What does it feel like to grieve with a newborn? Last week, I went with my Dad to register my nan’s death and then went straight to a Baby Massage class. People probably saw just another chatty mum playing with her baby; it’s the Brave Face, you see? Inside, I was emotional. For Dad. For me. For my family. But I thought wouldn’t be fair on Mini Lass if I continued in my emotion and didn’t engage with her. Especially when her face looks up expectantly; you’re her everything. She wouldn’t know if we didn’t go to class today because mummy’s upset; she’s only 3 months old. But I’d know. As it turns out, it was a welcome distraction to watch her little face light up and reminded me that, however sad, life must go on.
When Nan passed I was filled with shock. I sat with my family waiting for the doctor to confirm the sad reality. I was numb. That evening is still surreal. It’s like it happened to somebody else. My childhood memories are of visiting her and grandad every weekend for her homemade meat and potato pie. She let us use her wooden washing line pegs to create our own little peg-people by sticking wool on them to make hair and clothes. In my teens and 20s we weren’t close; my parents were no longer together so the visits weren’t regular and I know I could’ve visited a lot more. But more recently, during my pregnancy and with nan’s decreasing independence, I have spent more time with her and as adult appreciated her in a different way. I feel lucky.
Her memory loss was increasing but she would apologise for forgetting and laugh it off or dismiss it. She didn’t get angry with it. At times, she couldn’t remember the names of her children or that grandad had passed many years earlier. It was heartbreaking. She would ask me 8-10 times in a single visit when my baby was due. I’d reply as if it was the first time she asked me. That’s the right thing to do isn’t it? She’d tell me that she had 5 kids and that this made her a “greedy cow” and she would burst out laughing. She was always laughing. Despite her Alzheimer’s, she was content. She was a cheeky woman with a glint in her eye. Funny. Would curse. A lot. She liked to sing and hum to herself. She would recall words of songs. She had rare moments of clarity. One memory I have with her was recently. We talked about Labour. We related woman to woman. For that moment she was simply a woman relaying her experience. In that moment, she didn’t mistake me for a nurse or ask me to explain where she was. We were just friends discussing the ups and downs of labour and babies over a cup of tea and a biscuit.

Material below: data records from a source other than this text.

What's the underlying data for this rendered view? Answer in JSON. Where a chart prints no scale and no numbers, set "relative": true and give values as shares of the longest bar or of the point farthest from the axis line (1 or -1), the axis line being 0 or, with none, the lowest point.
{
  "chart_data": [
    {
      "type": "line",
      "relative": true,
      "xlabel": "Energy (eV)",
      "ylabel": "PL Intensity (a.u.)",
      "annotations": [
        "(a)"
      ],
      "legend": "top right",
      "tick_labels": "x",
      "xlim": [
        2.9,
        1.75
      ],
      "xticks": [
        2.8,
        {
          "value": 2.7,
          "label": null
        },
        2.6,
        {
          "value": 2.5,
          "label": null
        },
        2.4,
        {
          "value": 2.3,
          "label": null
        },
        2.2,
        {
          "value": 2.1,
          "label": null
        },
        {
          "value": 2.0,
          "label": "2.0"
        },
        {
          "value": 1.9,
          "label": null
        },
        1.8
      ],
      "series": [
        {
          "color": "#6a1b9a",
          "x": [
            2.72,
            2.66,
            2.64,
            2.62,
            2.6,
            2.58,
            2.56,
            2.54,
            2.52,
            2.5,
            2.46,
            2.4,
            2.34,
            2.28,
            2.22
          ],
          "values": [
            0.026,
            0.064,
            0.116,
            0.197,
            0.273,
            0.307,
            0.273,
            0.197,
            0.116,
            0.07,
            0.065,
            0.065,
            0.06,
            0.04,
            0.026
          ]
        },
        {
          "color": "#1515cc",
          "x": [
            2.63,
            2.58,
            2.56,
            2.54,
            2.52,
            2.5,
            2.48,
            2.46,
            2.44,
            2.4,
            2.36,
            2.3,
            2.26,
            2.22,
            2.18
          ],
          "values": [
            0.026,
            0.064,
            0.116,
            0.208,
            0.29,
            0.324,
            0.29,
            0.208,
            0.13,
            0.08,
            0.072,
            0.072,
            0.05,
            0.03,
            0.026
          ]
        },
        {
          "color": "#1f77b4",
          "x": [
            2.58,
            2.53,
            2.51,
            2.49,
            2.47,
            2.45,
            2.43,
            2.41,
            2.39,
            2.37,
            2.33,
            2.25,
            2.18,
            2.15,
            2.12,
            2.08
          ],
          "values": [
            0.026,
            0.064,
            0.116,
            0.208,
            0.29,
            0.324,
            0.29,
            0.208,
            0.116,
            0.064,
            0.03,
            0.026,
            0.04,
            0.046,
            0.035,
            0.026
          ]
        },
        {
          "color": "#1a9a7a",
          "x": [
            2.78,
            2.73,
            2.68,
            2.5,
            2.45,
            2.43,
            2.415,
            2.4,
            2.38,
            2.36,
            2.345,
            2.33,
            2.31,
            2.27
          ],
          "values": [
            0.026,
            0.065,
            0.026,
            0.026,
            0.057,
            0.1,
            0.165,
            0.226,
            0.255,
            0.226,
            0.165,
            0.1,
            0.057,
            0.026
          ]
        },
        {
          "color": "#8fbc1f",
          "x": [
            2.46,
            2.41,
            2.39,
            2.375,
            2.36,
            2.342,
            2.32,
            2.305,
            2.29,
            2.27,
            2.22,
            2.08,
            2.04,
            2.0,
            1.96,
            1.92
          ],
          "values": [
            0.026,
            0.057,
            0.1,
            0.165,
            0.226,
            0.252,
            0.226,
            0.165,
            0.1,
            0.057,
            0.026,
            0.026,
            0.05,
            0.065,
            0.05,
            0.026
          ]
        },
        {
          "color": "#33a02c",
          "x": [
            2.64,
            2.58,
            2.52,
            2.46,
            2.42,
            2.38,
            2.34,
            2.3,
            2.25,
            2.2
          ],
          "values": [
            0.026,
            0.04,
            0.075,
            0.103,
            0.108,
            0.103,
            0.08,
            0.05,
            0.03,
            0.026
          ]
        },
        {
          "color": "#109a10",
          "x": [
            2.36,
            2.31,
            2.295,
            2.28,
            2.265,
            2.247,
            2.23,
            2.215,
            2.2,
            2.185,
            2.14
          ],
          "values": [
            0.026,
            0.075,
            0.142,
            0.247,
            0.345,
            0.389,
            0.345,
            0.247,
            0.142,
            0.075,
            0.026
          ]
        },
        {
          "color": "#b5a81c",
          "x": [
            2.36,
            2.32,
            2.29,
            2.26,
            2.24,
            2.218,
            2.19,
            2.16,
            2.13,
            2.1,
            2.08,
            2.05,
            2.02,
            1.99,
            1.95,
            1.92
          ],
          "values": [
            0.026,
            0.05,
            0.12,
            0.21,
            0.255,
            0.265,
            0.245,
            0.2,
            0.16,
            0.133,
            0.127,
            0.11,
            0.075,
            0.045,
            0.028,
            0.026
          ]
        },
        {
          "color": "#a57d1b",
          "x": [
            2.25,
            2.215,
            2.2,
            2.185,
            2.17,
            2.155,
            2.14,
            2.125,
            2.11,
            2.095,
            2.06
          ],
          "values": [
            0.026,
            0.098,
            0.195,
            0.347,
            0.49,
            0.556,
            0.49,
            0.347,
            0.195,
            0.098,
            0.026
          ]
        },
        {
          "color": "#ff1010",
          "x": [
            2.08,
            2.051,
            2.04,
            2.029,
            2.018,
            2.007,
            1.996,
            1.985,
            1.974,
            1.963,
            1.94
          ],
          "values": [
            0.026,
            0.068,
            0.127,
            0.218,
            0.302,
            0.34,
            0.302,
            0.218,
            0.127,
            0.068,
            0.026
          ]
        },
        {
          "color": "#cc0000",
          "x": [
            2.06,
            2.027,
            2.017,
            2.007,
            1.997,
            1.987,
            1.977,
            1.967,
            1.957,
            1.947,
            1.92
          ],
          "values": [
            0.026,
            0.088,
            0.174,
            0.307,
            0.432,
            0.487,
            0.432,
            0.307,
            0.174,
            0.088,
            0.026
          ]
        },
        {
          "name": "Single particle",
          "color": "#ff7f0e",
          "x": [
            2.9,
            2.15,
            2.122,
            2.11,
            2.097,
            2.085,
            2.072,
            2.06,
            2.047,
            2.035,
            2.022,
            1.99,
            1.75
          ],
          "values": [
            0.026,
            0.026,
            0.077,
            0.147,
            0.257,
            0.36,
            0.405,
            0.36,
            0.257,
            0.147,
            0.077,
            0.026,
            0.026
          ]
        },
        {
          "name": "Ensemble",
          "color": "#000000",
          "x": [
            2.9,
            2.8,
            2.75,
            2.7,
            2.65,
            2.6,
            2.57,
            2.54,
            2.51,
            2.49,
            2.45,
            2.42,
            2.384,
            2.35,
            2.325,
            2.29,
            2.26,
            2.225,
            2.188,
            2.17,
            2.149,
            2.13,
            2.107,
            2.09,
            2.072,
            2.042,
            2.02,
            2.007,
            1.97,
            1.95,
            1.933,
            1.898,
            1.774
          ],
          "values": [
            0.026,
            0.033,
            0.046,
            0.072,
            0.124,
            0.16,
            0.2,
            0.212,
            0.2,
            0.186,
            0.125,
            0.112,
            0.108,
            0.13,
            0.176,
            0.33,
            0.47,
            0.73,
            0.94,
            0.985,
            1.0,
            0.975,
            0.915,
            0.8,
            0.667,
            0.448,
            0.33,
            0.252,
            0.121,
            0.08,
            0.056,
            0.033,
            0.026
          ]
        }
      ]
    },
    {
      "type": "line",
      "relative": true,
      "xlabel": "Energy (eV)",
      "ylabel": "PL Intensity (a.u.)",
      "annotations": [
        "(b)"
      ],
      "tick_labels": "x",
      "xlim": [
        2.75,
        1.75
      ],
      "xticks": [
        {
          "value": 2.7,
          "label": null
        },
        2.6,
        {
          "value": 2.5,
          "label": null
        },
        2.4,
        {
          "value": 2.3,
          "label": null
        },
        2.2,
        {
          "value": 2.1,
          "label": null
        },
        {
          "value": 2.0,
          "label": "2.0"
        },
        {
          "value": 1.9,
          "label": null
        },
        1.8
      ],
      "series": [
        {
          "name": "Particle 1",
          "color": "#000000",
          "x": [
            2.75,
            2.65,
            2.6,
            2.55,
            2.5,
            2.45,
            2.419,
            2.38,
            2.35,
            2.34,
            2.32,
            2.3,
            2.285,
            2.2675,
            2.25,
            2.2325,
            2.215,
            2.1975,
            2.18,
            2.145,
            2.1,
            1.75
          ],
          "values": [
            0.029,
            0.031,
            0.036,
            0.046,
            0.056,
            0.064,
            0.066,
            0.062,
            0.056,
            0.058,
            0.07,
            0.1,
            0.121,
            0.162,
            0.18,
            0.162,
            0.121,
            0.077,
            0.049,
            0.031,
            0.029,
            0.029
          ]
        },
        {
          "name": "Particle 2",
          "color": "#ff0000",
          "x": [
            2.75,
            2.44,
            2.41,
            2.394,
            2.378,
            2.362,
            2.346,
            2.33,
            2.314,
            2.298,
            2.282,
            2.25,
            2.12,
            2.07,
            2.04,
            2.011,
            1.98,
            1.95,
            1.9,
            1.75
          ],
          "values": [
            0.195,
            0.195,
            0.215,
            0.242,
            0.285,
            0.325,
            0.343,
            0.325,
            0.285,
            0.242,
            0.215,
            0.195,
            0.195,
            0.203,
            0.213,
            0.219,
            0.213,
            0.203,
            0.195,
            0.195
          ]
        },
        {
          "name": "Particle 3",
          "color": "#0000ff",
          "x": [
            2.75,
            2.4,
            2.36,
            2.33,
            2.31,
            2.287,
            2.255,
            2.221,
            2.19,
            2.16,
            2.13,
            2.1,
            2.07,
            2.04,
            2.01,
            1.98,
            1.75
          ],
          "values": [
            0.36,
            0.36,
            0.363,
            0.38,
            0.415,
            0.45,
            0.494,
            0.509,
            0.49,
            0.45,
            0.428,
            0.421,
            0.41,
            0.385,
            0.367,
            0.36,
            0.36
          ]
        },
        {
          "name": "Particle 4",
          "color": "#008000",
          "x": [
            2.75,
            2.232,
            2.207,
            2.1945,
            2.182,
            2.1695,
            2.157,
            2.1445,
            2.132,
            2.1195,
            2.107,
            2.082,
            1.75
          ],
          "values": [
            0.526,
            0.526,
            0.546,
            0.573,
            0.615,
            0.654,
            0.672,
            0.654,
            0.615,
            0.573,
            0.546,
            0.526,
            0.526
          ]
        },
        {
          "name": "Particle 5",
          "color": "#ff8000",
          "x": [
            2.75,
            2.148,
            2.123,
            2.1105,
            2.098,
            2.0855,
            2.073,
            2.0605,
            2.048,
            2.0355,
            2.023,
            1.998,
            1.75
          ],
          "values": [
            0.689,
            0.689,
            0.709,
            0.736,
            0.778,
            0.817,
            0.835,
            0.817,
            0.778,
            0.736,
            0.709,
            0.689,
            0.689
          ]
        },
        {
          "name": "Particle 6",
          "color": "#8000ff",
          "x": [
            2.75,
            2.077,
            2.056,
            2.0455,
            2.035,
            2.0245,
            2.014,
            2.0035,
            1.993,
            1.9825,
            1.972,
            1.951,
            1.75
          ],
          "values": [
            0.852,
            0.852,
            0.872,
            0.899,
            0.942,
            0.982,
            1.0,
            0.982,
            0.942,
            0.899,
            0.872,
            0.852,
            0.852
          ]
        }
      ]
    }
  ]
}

She didn’t like my baby’s name. This amused my family and we still laugh about it now! And that was fine; we just called Mini Lass by her middle name instead, which she declared as “beautiful”. I’ll tell Mini Lass when she’s older that her great nannan preferred her middle name which incidentally, was my other great nannan’s first name.
She passed suddenly and it still doesn’t seem real. That first day I couldn’t really look at Mini Lass; I looked straight through her. But now, I remember that with every smile Mini Lass gives me and her reliance on me as her mum that we have to keep going and we all have to make the most of every single day.